Dems Bracing For Chaotic Convention

[Fred Mason - Liberation News Service, Public domain, via Wikimedia Commons]

The riots at the 1968 Democratic National Convention in Chicago were a tumultuous chapter in American political history, emblematic of the deep divisions and social unrest of the era. Held against the backdrop of the Vietnam War and civil rights struggles, tensions simmered both within the Democratic Party and among the populace at large. As thousands of anti-war protesters descended upon the city, clashes with police erupted in violent confrontations that gripped the nation. The images of police brutality broadcasted on television screens shocked the public, further fueling the fervor of the anti-establishment movement.

Inside the convention hall, chaos ensued as delegates grappled with the party’s direction and nomination process.

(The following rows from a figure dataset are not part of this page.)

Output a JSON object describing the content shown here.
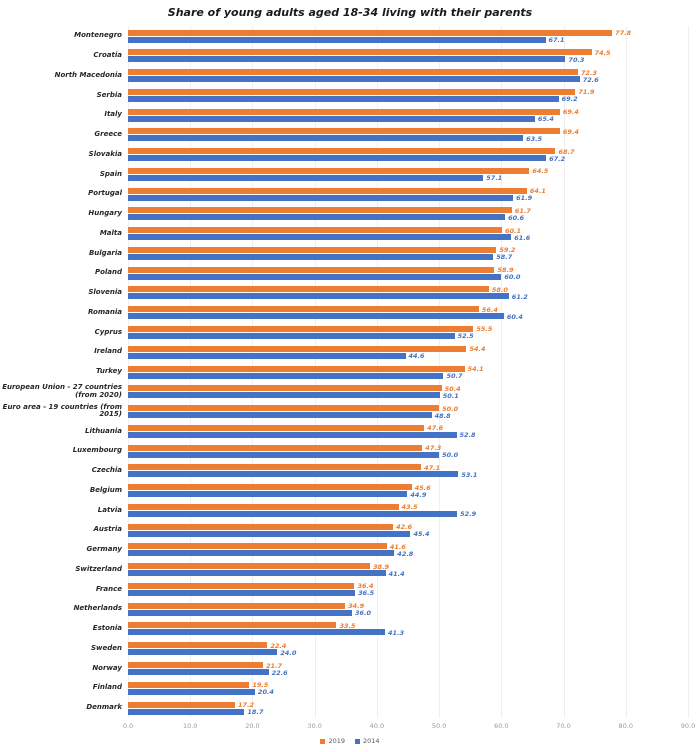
{
  "chart_data": {
    "type": "bar",
    "orientation": "horizontal",
    "title": "Share of young adults aged 18-34 living with their parents",
    "xlim": [
      0,
      90
    ],
    "x_ticks": [
      "0.0",
      "10.0",
      "20.0",
      "30.0",
      "40.0",
      "50.0",
      "60.0",
      "70.0",
      "80.0",
      "90.0"
    ],
    "grid": "vertical-light",
    "legend_position": "bottom-center",
    "categories": [
      "Montenegro",
      "Croatia",
      "North Macedonia",
      "Serbia",
      "Italy",
      "Greece",
      "Slovakia",
      "Spain",
      "Portugal",
      "Hungary",
      "Malta",
      "Bulgaria",
      "Poland",
      "Slovenia",
      "Romania",
      "Cyprus",
      "Ireland",
      "Turkey",
      "European Union - 27 countries (from 2020)",
      "Euro area - 19 countries  (from 2015)",
      "Lithuania",
      "Luxembourg",
      "Czechia",
      "Belgium",
      "Latvia",
      "Austria",
      "Germany",
      "Switzerland",
      "France",
      "Netherlands",
      "Estonia",
      "Sweden",
      "Norway",
      "Finland",
      "Denmark"
    ],
    "series": [
      {
        "name": "2019",
        "color": "#ED7D31",
        "values": [
          77.8,
          74.5,
          72.3,
          71.9,
          69.4,
          69.4,
          68.7,
          64.5,
          64.1,
          61.7,
          60.1,
          59.2,
          58.9,
          58.0,
          56.4,
          55.5,
          54.4,
          54.1,
          50.4,
          50.0,
          47.6,
          47.3,
          47.1,
          45.6,
          43.5,
          42.6,
          41.6,
          38.9,
          36.4,
          34.9,
          33.5,
          22.4,
          21.7,
          19.5,
          17.2
        ]
      },
      {
        "name": "2014",
        "color": "#4472C4",
        "values": [
          67.1,
          70.3,
          72.6,
          69.2,
          65.4,
          63.5,
          67.2,
          57.1,
          61.9,
          60.6,
          61.6,
          58.7,
          60.0,
          61.2,
          60.4,
          52.5,
          44.6,
          50.7,
          50.1,
          48.8,
          52.8,
          50.0,
          53.1,
          44.9,
          52.9,
          45.4,
          42.8,
          41.4,
          36.5,
          36.0,
          41.3,
          24.0,
          22.6,
          20.4,
          18.7
        ]
      }
    ]
  }
}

The nomination of Hubert Humphrey, seen as an establishment figure closely associated with President Lyndon B. Johnson’s policies, intensified the anger of anti-war protesters and progressive activists. The scenes of dissent, both inside and outside the convention, underscored the deep fractures within the Democratic Party and the broader American society, leaving an indelible mark on the political landscape and shaping the course of future elections and social movements.

Now, the specter of 1968 is rising as Democrats again plan to hold their convention in Chicago. Politico writes that some of the planners are starting to get nervous. 

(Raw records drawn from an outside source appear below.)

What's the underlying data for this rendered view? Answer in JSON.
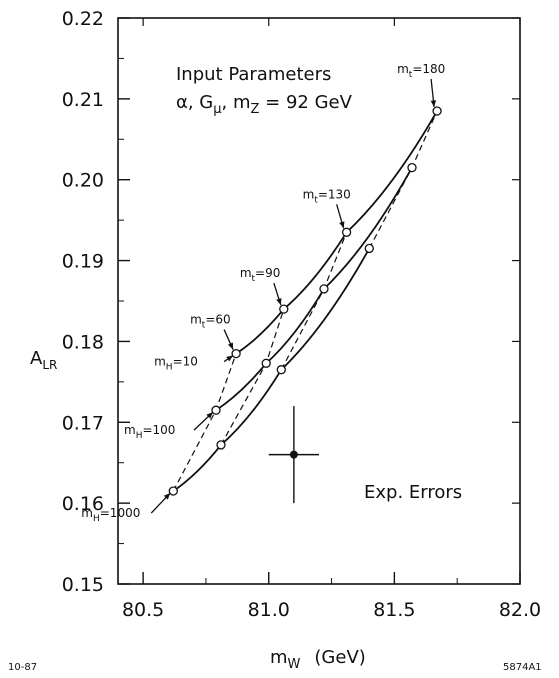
{
  "chart_data": {
    "type": "line",
    "xlabel": "m_W  (GeV)",
    "ylabel": "A_LR",
    "xlim": [
      80.4,
      82.0
    ],
    "ylim": [
      0.15,
      0.22
    ],
    "x_ticks": [
      80.5,
      81.0,
      81.5,
      82.0
    ],
    "x_tick_labels": [
      "80.5",
      "81.0",
      "81.5",
      "82.0"
    ],
    "y_ticks": [
      0.15,
      0.16,
      0.17,
      0.18,
      0.19,
      0.2,
      0.21,
      0.22
    ],
    "y_tick_labels": [
      "0.15",
      "0.16",
      "0.17",
      "0.18",
      "0.19",
      "0.20",
      "0.21",
      "0.22"
    ],
    "inset_title": "Input Parameters",
    "inset_params": "α, G_μ, m_Z = 92 GeV",
    "series": [
      {
        "name": "m_H = 10",
        "line": "solid",
        "x": [
          80.87,
          81.06,
          81.31,
          81.67
        ],
        "y": [
          0.1785,
          0.184,
          0.1935,
          0.2085
        ]
      },
      {
        "name": "m_H = 100",
        "line": "solid",
        "x": [
          80.79,
          80.99,
          81.22,
          81.57
        ],
        "y": [
          0.1715,
          0.1773,
          0.1865,
          0.2015
        ]
      },
      {
        "name": "m_H = 1000",
        "line": "solid",
        "x": [
          80.62,
          80.81,
          81.05,
          81.4
        ],
        "y": [
          0.1615,
          0.1672,
          0.1765,
          0.1915
        ]
      }
    ],
    "mt_lines": [
      {
        "label": "m_t = 60",
        "x": [
          80.62,
          80.79,
          80.87
        ],
        "y": [
          0.1615,
          0.1715,
          0.1785
        ]
      },
      {
        "label": "m_t = 90",
        "x": [
          80.81,
          80.99,
          81.06
        ],
        "y": [
          0.1672,
          0.1773,
          0.184
        ]
      },
      {
        "label": "m_t = 130",
        "x": [
          81.05,
          81.22,
          81.31
        ],
        "y": [
          0.1765,
          0.1865,
          0.1935
        ]
      },
      {
        "label": "m_t = 180",
        "x": [
          81.4,
          81.57,
          81.67
        ],
        "y": [
          0.1915,
          0.2015,
          0.2085
        ]
      }
    ],
    "annotations": [
      {
        "text": "m_t = 180",
        "x": 81.67,
        "y": 0.2085
      },
      {
        "text": "m_t = 130",
        "x": 81.31,
        "y": 0.1935
      },
      {
        "text": "m_t = 90",
        "x": 81.06,
        "y": 0.184
      },
      {
        "text": "m_t = 60",
        "x": 80.87,
        "y": 0.1785
      },
      {
        "text": "m_H = 10",
        "x": 80.87,
        "y": 0.1785
      },
      {
        "text": "m_H = 100",
        "x": 80.79,
        "y": 0.1715
      },
      {
        "text": "m_H = 1000",
        "x": 80.62,
        "y": 0.1615
      }
    ],
    "error_bar": {
      "label": "Exp. Errors",
      "x": 81.1,
      "y": 0.166,
      "xerr": 0.1,
      "yerr": 0.006
    },
    "footer_left": "10-87",
    "footer_right": "5874A1",
    "grid": false
  }
}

Trumpeting the success of their Covid-era convention four years ago, some in Biden’s orbit are aggressively pushing to make the 2024 conclave a hybrid production. That would mean in-person speeches from the president, party luminaries and rising stars to draw television attention alongside a mix of pre-recorded testimonials and videos from other parts of the country.

The goal: drive maximum viewership on television and the internet while minimizing live programming and openings for protest in Chicago’s United Center. This would mean moving party business, such as rules and platform votes, off the floor and denying would-be demonstrators a chance to seize on contentious debates.

While the Biden campaign, White House and convention planners have only just started hatching plans, senior Democrats tell me they’re discussing whether to conduct such business before the convention even begins or move it out of the arena and across town to McCormick Place, their other Chicago venue. Serendipitously, Biden’s advisers may have a very good reason to move up such housekeeping: If the Ohio Legislature does not relax its ballot certification deadline, which is before the Democrats’ August convention, the DNC may have no choice but to technically nominate the president before the conclave begins.

“If there is one peep in that hall, the networks will be all over it,” a convention planner lamented.

Despite the White House’s best efforts to throw Israel under the bus to bow to the pro-Hamas caucus in the president’s party, the antisemitic base, which has become an essential aspect in Biden’s chances of winning in Michigan, has not been satisfied. 

Should we expect to see the mob that attacked the Democratic National Committee’s headquarters show up in Chicago?

You probably don’t want to bet against it.